Mangos, Bananas and Coconuts by Himilce Novas

Mangos, Bananas and Coconuts by Himilce Novas

Author:Himilce Novas
Language: eng
Format: epub
Publisher: Arte Público Press
Published: 1996-05-15T00:00:00+00:00


EIGHT

And on they went, Juan and Esmeralda, not really knowing where life was leading them, to a future that seemed to be their antecedent.

Of the mechanical world on the outside, of the way they conducted themselves at their first meeting, it could be said to be the shadow play of new lovers everywhere. Their hearts knew at a glance not really what they were—a twin brother and sister born in Cuba and separated at birth—but who they were. And they knew that regardless of their different stations and beliefs or the way they had oriented their faces towards heaven or hell, north or south, they wanted nothing more than to be facing each other now.

Juan had always been the most reluctant of lovers; he automatically checked the exits before entering.
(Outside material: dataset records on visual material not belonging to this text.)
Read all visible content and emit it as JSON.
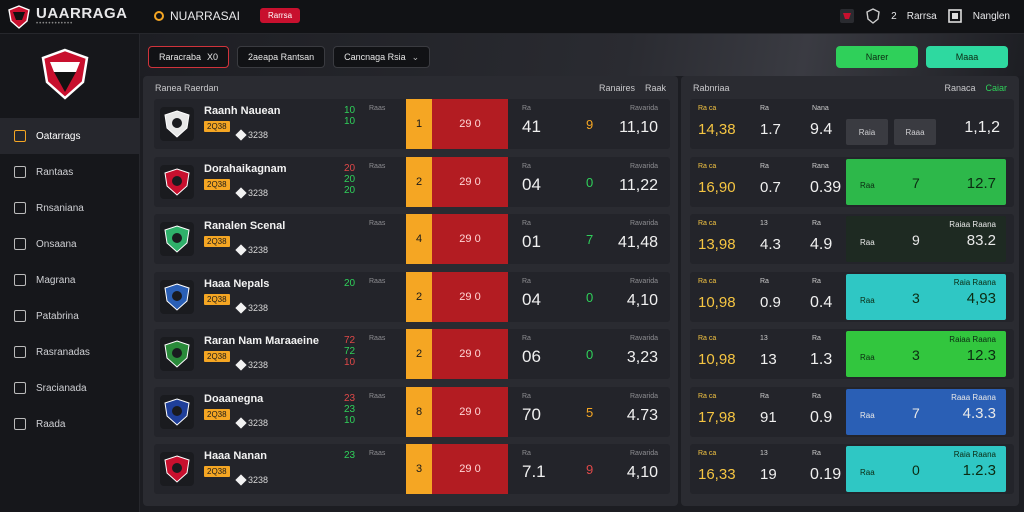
{
  "brand": {
    "name": "UAARRAGA",
    "sub": "••••••••••••"
  },
  "topnav": {
    "title": "NUARRASAI",
    "badge": "Rarrsa"
  },
  "topright": {
    "count": "2",
    "label1": "Rarrsa",
    "label2": "Nanglen"
  },
  "sidebar": {
    "items": [
      {
        "label": "Oatarrags",
        "icon": "trophy-icon"
      },
      {
        "label": "Rantaas",
        "icon": "document-icon"
      },
      {
        "label": "Rnsaniana",
        "icon": "person-icon"
      },
      {
        "label": "Onsaana",
        "icon": "calendar-icon"
      },
      {
        "label": "Magrana",
        "icon": "search-icon"
      },
      {
        "label": "Patabrina",
        "icon": "tools-icon"
      },
      {
        "label": "Rasranadas",
        "icon": "chart-icon"
      },
      {
        "label": "Sracianada",
        "icon": "inbox-icon"
      },
      {
        "label": "Raada",
        "icon": "clock-icon"
      }
    ]
  },
  "filters": [
    {
      "label": "Raracraba",
      "extra": "X0"
    },
    {
      "label": "2aeapa Rantsan",
      "extra": ""
    },
    {
      "label": "Cancnaga Rsia",
      "extra": ""
    }
  ],
  "green_buttons": [
    "Narer",
    "Maaa"
  ],
  "main": {
    "header_left": "Ranea Raerdan",
    "tabs": [
      "Ranaires",
      "Raak"
    ]
  },
  "right": {
    "header_left": "Rabnriaa",
    "tabs": [
      "Ranaca",
      "Caiar"
    ]
  },
  "rows": [
    {
      "name": "Raanh Nauean",
      "tag": "2Q38",
      "score": "3238",
      "stack": [
        "10",
        "10"
      ],
      "stack_colors": [
        "g",
        "g"
      ],
      "lbl": "Raas",
      "obar": "1",
      "rbar": "29 0",
      "mlbl": "Ra",
      "mval": "41",
      "cval": "9",
      "cval_color": "#f5a623",
      "blbl": "Ravarida",
      "bval": "11,10",
      "r": {
        "c1": "Ra ca",
        "c1v": "14,38",
        "c2": "Ra",
        "c2v": "1.7",
        "c3": "Nana",
        "c3v": "9.4",
        "card": "mini",
        "m1": "Raia",
        "m2": "Raaa",
        "ct": "",
        "cb": "1,1,2",
        "cm": "",
        "cl": ""
      }
    },
    {
      "name": "Dorahaikagnam",
      "tag": "2Q38",
      "score": "3238",
      "stack": [
        "20",
        "20",
        "20"
      ],
      "stack_colors": [
        "r",
        "g",
        "g"
      ],
      "lbl": "Raas",
      "obar": "2",
      "rbar": "29 0",
      "mlbl": "Ra",
      "mval": "04",
      "cval": "0",
      "cval_color": "#2fd05a",
      "blbl": "Ravarida",
      "bval": "11,22",
      "r": {
        "c1": "Ra ca",
        "c1v": "16,90",
        "c2": "Ra",
        "c2v": "0.7",
        "c3": "Rana",
        "c3v": "0.39",
        "card": "#2db84a",
        "m1": "",
        "m2": "",
        "ct": "",
        "cb": "12.7",
        "cm": "7",
        "cl": "Raa"
      }
    },
    {
      "name": "Ranalen Scenal",
      "tag": "2Q38",
      "score": "3238",
      "stack": [
        "",
        ""
      ],
      "stack_colors": [
        "g",
        "g"
      ],
      "lbl": "Raas",
      "obar": "4",
      "rbar": "29 0",
      "mlbl": "Ra",
      "mval": "01",
      "cval": "7",
      "cval_color": "#2fd05a",
      "blbl": "Ravarida",
      "bval": "41,48",
      "r": {
        "c1": "Ra ca",
        "c1v": "13,98",
        "c2": "13",
        "c2v": "4.3",
        "c3": "Ra",
        "c3v": "4.9",
        "card": "#1e2a22",
        "m1": "",
        "m2": "",
        "ct": "Raiaa Raana",
        "cb": "83.2",
        "cm": "9",
        "cl": "Raa"
      }
    },
    {
      "name": "Haaa Nepals",
      "tag": "2Q38",
      "score": "3238",
      "stack": [
        "20"
      ],
      "stack_colors": [
        "g"
      ],
      "lbl": "Raas",
      "obar": "2",
      "rbar": "29 0",
      "mlbl": "Ra",
      "mval": "04",
      "cval": "0",
      "cval_color": "#2fd05a",
      "blbl": "Ravarida",
      "bval": "4,10",
      "r": {
        "c1": "Ra ca",
        "c1v": "10,98",
        "c2": "Ra",
        "c2v": "0.9",
        "c3": "Ra",
        "c3v": "0.4",
        "card": "#2fc7c4",
        "m1": "",
        "m2": "",
        "ct": "Raia Raana",
        "cb": "4,93",
        "cm": "3",
        "cl": "Raa"
      }
    },
    {
      "name": "Raran Nam Maraaeine",
      "tag": "2Q38",
      "score": "3238",
      "stack": [
        "72",
        "72",
        "10"
      ],
      "stack_colors": [
        "r",
        "g",
        "r"
      ],
      "lbl": "Raas",
      "obar": "2",
      "rbar": "29 0",
      "mlbl": "Ra",
      "mval": "06",
      "cval": "0",
      "cval_color": "#2fd05a",
      "blbl": "Ravarida",
      "bval": "3,23",
      "r": {
        "c1": "Ra ca",
        "c1v": "10,98",
        "c2": "13",
        "c2v": "13",
        "c3": "Ra",
        "c3v": "1.3",
        "card": "#32c63e",
        "m1": "",
        "m2": "",
        "ct": "Raiaa Raana",
        "cb": "12.3",
        "cm": "3",
        "cl": "Raa"
      }
    },
    {
      "name": "Doaanegna",
      "tag": "2Q38",
      "score": "3238",
      "stack": [
        "23",
        "23",
        "10"
      ],
      "stack_colors": [
        "r",
        "g",
        "g"
      ],
      "lbl": "Raas",
      "obar": "8",
      "rbar": "29 0",
      "mlbl": "Ra",
      "mval": "70",
      "cval": "5",
      "cval_color": "#f5a623",
      "blbl": "Ravarida",
      "bval": "4.73",
      "r": {
        "c1": "Ra ca",
        "c1v": "17,98",
        "c2": "Ra",
        "c2v": "91",
        "c3": "Ra",
        "c3v": "0.9",
        "card": "#2a5fb5",
        "m1": "",
        "m2": "",
        "ct": "Raaa Raana",
        "cb": "4.3.3",
        "cm": "7",
        "cl": "Raa"
      }
    },
    {
      "name": "Haaa Nanan",
      "tag": "2Q38",
      "score": "3238",
      "stack": [
        "23"
      ],
      "stack_colors": [
        "g"
      ],
      "lbl": "Raas",
      "obar": "3",
      "rbar": "29 0",
      "mlbl": "Ra",
      "mval": "7.1",
      "cval": "9",
      "cval_color": "#e04848",
      "blbl": "Ravarida",
      "bval": "4,10",
      "r": {
        "c1": "Ra ca",
        "c1v": "16,33",
        "c2": "13",
        "c2v": "19",
        "c3": "Ra",
        "c3v": "0.19",
        "card": "#2fc7c4",
        "m1": "",
        "m2": "",
        "ct": "Raia Raana",
        "cb": "1.2.3",
        "cm": "0",
        "cl": "Raa"
      }
    }
  ]
}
And when he entered, it was always because he was beckoned and begged, never out of spontaneous volition. He heard himself say words that he would have privately laughed at if, in his life before Esmeralda, he had heard a man say them in a movie or in a line to a movie theater, which was just where he voiced what his heart felt for the first time.

“I want to squeeze the universe into a ball,” he told her, using T.S. Eliot, whom Esmeralda had never read or heard about, “and place it all at your feet, Esmeralda. More than frankincense and myrrh, more than all of King Solomon’s treasures, I wish to bring everything that’s beautiful to you. You who are the most beautiful.”

And this medieval profession of love, this courtly Spanish gesture that came out of he knew not where, but which no doubt had been part of his psyche and part of the way his Cuban roots, even those denied, spread wide across the Atlantic and back to the Iberian Peninsula of his ancestors, met an equal response from Esmeralda.

“And I to you, Juan. I want to give all I have, not only with my heart, but with my friends, the butterflies, who I believe have been our telephone line.”

The first day, after church, Juan helped put away the chairs and bring down the wooden cross. He then mingled with the parishioners, who were surprised that a rich Cuban, an exilado in a fancy suit, would be interested in Jesus when he probably had the Pope’s ear. They nevertheless regarded him as an omen, a lucky sign that money would soon come their way. In the eyes of many, including Arnaldo, money begat money, and if a rich man walked in the door, money followed him like a battalion of soldiers, dropping gold coins like bread crumbs for pigeons in his path.

Ricardo Maldonado, a Puerto Rican who was a carpenter by trade, was the first to ask Juan to tell him his favorite numbers. And before the group dispersed an hour later, after Cuban coffee and cuchifritos which Esmeralda served the believers on Sunday mornings, everyone had privately asked Juan to whisper a few numbers in their ears.